Touchscreens are great.
They’re also disease vectors.
From self-check-in at airports to self-checkout at grocery stores, touchscreen technology is increasingly becoming an integral part of our daily lives. Sure, they save time and make using facilities easier for visitors and workers, the downside is that they are also a source of bacteria and germ transmission. Much of the bacteria found on surfaces in public areas originates from people’s intestines, gut, nose, mouth, throat, and feces and is a result of poor hand hygiene.
To better accommodate increasing numbers of travelers, self-check-in kiosks at airports have become the quick stop for many flyers. Kiosks may offer more convenience, but at what cost? According to research done by Insurance Quotes, for example, the average self-check-in screen at airports contained 253,857 colony-forming units (CFUs). One check-in screen recorded over 1 million CFU. In comparison, on average only 172 CFU are found on toilet seats.
Touchscreens in office buildings and residential complexes see fewer individual users than airports each day – but they’re also disinfected less often, meaning that germs and bacteria can build up over a longer period of time.
Now that people are returning to their usual activities – going to the office, riding public transportation, spending time at shopping centers, and doing more social activities with friends and family – touchscreens are being touched by more people, more often.
What kind of bacteria is on touchscreens?

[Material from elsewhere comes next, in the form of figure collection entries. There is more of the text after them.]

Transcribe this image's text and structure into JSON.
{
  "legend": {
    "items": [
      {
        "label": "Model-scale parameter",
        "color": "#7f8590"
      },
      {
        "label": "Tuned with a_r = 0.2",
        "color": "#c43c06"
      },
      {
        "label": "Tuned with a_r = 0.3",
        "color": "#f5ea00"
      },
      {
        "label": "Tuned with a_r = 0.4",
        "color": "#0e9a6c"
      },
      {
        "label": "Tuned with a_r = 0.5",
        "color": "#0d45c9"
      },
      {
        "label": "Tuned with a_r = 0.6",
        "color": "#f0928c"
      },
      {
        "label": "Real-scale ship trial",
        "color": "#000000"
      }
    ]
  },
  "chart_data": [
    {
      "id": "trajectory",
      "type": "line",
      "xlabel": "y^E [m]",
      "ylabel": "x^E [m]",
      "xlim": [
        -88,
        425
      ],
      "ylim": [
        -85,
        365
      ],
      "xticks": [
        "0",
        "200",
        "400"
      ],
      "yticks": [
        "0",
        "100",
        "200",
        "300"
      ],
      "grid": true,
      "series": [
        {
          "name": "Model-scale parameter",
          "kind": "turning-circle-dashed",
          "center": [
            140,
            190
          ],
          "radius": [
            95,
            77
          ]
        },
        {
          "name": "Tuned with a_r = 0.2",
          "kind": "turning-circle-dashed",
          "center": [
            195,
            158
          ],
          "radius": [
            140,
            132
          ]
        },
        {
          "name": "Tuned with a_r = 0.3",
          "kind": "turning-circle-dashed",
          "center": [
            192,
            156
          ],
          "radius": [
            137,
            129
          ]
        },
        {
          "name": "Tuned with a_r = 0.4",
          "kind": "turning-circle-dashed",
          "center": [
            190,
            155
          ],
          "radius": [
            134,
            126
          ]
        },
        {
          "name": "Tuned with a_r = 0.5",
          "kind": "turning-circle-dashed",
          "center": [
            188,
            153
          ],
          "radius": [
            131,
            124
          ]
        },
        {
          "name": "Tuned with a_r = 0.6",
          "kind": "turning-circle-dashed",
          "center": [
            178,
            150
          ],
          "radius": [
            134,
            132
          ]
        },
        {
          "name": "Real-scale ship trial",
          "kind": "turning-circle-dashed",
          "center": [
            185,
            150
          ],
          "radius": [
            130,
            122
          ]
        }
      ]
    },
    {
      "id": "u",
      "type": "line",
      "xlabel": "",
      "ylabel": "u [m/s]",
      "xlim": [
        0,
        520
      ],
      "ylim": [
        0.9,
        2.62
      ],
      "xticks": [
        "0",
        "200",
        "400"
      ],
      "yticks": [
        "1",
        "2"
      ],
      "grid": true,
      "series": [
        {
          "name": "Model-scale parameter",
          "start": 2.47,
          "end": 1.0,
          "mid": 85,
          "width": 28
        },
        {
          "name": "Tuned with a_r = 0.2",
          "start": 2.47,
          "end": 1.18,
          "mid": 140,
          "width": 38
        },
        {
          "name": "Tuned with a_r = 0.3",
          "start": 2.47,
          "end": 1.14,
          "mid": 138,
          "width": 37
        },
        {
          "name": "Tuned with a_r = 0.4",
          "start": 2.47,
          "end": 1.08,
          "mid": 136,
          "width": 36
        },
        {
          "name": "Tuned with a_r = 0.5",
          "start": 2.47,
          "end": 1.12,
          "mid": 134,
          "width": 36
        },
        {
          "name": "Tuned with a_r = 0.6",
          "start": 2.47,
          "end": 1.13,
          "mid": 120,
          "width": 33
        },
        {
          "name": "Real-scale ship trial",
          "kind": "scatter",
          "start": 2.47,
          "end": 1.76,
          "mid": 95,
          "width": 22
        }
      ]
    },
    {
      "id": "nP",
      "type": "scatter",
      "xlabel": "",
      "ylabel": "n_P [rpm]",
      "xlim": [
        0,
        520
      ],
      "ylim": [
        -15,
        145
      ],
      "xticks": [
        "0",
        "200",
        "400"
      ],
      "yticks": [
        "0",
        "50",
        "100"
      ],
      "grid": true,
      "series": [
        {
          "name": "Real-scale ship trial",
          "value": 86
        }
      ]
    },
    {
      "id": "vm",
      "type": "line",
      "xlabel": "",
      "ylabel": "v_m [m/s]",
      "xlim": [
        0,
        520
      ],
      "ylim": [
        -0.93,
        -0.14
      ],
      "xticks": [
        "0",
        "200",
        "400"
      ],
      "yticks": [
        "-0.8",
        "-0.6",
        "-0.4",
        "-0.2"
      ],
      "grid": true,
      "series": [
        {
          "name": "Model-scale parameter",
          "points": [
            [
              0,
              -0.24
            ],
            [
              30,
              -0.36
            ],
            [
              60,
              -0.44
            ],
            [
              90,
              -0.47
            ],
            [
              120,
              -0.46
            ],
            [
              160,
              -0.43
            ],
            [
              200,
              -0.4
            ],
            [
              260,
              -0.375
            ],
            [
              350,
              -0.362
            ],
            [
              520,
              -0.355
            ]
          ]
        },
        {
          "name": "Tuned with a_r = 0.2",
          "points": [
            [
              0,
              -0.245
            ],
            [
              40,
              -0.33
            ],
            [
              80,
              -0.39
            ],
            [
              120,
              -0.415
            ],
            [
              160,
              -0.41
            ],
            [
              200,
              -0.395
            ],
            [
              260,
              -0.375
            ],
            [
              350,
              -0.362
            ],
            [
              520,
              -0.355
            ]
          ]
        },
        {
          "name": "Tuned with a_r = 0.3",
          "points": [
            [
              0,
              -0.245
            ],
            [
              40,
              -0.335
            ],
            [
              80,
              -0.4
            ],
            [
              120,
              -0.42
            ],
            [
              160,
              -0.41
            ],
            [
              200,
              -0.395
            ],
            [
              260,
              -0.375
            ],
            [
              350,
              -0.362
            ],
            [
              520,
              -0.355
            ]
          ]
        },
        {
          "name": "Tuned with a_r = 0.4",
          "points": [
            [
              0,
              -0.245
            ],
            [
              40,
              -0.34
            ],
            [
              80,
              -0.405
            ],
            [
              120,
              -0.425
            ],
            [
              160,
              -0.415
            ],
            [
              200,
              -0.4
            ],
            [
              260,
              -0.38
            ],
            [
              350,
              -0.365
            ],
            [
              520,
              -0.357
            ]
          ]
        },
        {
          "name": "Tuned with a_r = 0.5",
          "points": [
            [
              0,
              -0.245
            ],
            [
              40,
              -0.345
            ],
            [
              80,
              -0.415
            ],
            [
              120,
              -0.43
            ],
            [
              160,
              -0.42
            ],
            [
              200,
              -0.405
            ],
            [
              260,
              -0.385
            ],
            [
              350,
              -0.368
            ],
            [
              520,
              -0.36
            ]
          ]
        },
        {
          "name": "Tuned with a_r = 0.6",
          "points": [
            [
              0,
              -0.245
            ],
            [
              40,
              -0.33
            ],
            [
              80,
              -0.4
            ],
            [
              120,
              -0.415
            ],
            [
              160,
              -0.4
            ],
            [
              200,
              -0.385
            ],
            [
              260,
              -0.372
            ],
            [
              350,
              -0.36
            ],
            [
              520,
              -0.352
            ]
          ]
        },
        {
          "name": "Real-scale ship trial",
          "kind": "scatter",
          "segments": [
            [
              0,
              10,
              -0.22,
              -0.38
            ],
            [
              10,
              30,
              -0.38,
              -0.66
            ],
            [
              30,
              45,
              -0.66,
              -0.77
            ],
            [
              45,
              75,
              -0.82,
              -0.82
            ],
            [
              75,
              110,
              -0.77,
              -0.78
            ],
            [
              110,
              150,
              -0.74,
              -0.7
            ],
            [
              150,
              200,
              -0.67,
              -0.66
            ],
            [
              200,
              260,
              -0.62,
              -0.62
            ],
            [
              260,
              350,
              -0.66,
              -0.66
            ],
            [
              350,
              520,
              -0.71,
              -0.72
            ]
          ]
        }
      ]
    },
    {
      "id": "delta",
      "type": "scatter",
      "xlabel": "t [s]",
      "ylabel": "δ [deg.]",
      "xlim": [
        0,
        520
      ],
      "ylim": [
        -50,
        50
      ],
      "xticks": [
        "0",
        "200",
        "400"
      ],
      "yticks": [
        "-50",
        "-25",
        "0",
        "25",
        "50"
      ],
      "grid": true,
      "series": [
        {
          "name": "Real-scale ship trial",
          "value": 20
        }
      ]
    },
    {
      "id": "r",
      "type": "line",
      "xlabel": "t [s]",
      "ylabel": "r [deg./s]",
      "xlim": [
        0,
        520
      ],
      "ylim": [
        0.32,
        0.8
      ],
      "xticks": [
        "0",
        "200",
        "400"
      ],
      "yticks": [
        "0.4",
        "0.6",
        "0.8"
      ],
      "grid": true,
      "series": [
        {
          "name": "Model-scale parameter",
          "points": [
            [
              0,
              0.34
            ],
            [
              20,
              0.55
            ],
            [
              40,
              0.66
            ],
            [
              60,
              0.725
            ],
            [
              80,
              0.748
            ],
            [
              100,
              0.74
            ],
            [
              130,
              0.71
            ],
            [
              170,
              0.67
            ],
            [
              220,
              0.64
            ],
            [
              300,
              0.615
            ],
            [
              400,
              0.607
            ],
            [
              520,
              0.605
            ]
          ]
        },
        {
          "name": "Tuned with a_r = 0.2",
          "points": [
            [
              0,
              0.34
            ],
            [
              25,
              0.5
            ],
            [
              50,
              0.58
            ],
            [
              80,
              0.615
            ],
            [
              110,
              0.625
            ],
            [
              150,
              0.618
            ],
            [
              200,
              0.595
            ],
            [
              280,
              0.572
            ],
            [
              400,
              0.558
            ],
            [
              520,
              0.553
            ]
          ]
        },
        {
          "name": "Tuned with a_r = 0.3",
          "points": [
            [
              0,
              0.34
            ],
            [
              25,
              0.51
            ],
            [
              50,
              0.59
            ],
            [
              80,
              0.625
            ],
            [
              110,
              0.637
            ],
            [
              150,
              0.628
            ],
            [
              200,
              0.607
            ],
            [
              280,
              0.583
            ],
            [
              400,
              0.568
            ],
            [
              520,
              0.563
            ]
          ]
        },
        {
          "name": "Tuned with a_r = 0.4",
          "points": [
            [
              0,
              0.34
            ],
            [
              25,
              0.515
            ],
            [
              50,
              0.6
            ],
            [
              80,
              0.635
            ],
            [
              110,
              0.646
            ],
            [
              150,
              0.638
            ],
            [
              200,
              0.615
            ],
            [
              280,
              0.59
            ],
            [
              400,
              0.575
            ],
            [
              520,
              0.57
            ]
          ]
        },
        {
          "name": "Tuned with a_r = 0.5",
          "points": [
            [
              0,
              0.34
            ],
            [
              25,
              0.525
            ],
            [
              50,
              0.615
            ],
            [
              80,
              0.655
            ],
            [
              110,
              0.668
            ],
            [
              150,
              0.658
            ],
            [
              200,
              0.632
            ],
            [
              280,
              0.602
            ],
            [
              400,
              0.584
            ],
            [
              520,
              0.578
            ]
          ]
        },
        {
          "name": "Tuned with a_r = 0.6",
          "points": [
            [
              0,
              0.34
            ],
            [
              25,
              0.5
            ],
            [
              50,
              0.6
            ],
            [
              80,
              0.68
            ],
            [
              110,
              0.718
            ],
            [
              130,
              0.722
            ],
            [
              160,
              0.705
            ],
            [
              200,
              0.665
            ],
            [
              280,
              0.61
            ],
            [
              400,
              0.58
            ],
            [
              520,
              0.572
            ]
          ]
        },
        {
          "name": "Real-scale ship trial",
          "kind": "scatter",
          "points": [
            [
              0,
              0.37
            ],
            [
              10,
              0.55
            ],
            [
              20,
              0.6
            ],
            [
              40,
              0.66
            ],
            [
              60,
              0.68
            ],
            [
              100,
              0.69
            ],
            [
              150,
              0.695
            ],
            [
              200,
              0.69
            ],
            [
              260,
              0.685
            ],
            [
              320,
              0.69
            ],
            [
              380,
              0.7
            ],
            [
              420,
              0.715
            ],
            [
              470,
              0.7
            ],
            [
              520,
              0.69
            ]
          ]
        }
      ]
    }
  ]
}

Enterococcus faecalis (E. faecalis) naturally occurs in the stomach and intestines of healthy humans and other mammals. Commonly found on screens and in hospitals, E. faecalis is notorious for causing hospital-acquired infections (HAIs). Its presence on a touch screen is likely due to people not washing their hands after going to the bathroom.
Another bacterium frequently found on public touch screens is staphylococcus (staph). Staph infections are caused by staphylococcus bacteria commonly found on the skin or in the nose of even healthy individuals. Most of the time, these bacteria cause no problems or result in relatively minor skin infections. Treatment usually involves antibiotics; however; some strains of staph infections have become resistant to common antibiotics. As a result, these infections have become increasingly difficult to treat. Additionally, staph bacteria are one of the most common causes of food poisoning. Symptoms come on quickly, often within hours of eating contaminated food and disappear just as quickly, usually lasting just half a day.
In addition to infection-causing bacteria viruses that cause colds and flu can spread from infected people to others not only through the air and close personal contact but through contact with a surface, like a touchscreen, that has respiratory viruses on it, then touching your eyes, mouth, or nose.
Bottom line: The bacteria found on public touch screens can be very contagious. And while anyone can develop an infection, those with weakened immune systems are most at risk. Encountering bacteria on objects touched by other people is inevitable. Fortunately, the solution is straightforward. Always wash your hands with soap or sanitize your hands after using a touchscreen, especially if you’re about to eat. And if you’re a facilities manager, ensure that your cleaning services provider and cleaning products supplier are including touchscreen cleaning as part of their regular routine.